Marc G Ghany 1Wendy C King 2Amanda S Hinerman 3Anna Sf Lok 4Mauricio Lisker-Melman 5Raymond T Chung 6Norah Terrault 7Harry L A Janssen 8Mandana Khalili 9William M Lee 10Daryl T Y Lau 11Gavin A Cloherty 12Richard K Sterling 13

PMID: 37074026 DOI: 10.1097/HEP.0000000000000413

Abstract

Background and aims: Predicting changes in disease activity and serological endpoints is necessary for management of patients with chronic hepatitis B (CHB). We examined whether HBV RNA and hepatitis B core-related antigen (HBcrAg), two specialized virological markers proposed to reflect activity of covalently closed circular DNA, may improve ability to predict not sustained inactive carrier [IC] phase, spontaneous alanine aminotransferase [ALT] flare, hepatitis B e antigen [HBeAg] loss and hepatitis B surface antigen [HBsAg] loss.

Methods: Among eligible participants enrolled in the North American Hepatitis B Research Network Adult Cohort Study, we evaluated demographic, clinical and virologic characteristics, including HBV RNA and HBcrAg, to predict not sustained IC phase, ALT flare, HBeAg loss and HBsAg loss through a series of Cox proportional-hazard or logistic regression models, controlling for antiviral therapy use.
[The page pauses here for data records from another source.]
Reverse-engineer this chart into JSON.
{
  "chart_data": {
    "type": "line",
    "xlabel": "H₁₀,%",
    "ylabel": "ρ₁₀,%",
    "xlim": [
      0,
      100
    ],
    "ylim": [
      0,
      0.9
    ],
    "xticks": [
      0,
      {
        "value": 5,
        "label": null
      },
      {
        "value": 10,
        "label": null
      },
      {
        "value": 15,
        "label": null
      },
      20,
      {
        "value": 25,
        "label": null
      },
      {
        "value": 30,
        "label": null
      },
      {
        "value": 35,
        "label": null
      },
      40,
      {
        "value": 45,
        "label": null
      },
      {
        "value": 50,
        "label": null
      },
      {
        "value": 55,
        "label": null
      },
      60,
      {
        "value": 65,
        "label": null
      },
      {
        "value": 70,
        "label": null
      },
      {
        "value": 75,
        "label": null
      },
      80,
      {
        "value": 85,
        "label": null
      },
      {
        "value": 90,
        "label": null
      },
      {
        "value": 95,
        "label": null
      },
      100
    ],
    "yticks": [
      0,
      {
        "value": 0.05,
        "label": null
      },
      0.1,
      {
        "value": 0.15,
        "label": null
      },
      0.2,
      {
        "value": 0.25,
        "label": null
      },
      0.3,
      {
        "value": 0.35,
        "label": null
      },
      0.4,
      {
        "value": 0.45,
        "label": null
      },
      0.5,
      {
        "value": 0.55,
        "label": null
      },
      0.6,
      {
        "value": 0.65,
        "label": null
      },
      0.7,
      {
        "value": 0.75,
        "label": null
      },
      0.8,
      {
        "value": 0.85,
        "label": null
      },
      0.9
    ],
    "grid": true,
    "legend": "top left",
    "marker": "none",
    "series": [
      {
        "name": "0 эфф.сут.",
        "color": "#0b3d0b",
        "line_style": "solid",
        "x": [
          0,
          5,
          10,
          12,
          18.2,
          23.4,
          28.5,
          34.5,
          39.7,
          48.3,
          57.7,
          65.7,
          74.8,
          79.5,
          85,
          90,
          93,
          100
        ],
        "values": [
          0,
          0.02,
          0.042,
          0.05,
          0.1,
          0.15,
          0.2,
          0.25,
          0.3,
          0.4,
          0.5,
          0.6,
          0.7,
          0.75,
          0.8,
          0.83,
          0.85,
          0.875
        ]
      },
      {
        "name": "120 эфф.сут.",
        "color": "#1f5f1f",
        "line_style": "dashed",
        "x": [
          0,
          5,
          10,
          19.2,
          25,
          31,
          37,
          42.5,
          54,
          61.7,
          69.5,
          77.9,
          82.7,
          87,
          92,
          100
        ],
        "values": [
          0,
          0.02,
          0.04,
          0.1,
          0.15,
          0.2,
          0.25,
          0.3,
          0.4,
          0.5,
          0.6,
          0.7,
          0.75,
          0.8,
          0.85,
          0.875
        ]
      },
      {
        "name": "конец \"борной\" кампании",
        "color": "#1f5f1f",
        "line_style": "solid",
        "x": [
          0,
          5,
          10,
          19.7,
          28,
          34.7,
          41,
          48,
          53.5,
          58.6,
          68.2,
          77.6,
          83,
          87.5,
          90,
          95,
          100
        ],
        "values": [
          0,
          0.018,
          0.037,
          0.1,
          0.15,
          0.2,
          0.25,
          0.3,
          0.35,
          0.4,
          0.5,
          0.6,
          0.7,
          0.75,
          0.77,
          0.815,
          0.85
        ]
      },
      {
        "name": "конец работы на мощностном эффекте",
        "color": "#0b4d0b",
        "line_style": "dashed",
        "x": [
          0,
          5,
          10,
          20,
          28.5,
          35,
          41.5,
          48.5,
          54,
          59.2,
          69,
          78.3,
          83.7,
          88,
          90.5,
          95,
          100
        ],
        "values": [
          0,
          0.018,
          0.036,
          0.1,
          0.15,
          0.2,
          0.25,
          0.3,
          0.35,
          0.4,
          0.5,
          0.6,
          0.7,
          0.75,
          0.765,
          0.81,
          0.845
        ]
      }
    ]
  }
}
Results: Among the study population, 54/103 participants experienced not sustained IC phase, 41/1006 had a spontaneous ALT flare, 83/250 lost HBeAg and 54/1127 lost HBsAg. HBV RNA or HBcrAg were predictive of all four events. However, their addition to models of readily available host (age, sex, race/ethnicity), clinical (ALT, use of antiviral therapy) and viral factors (HBV DNA), which had acceptable-excellent accuracy (e.g., area under the curve = 0.72 for ALT flare, 0.92 for HBeAg loss and 0.91 for HBsAg loss), provided only small improvements in predictive ability.

Conclusion: Given the high predictive ability of readily available markers, HBcrAg and HBV RNA have a limited role in improving prediction of key serologic and clinical events in patients with CHB.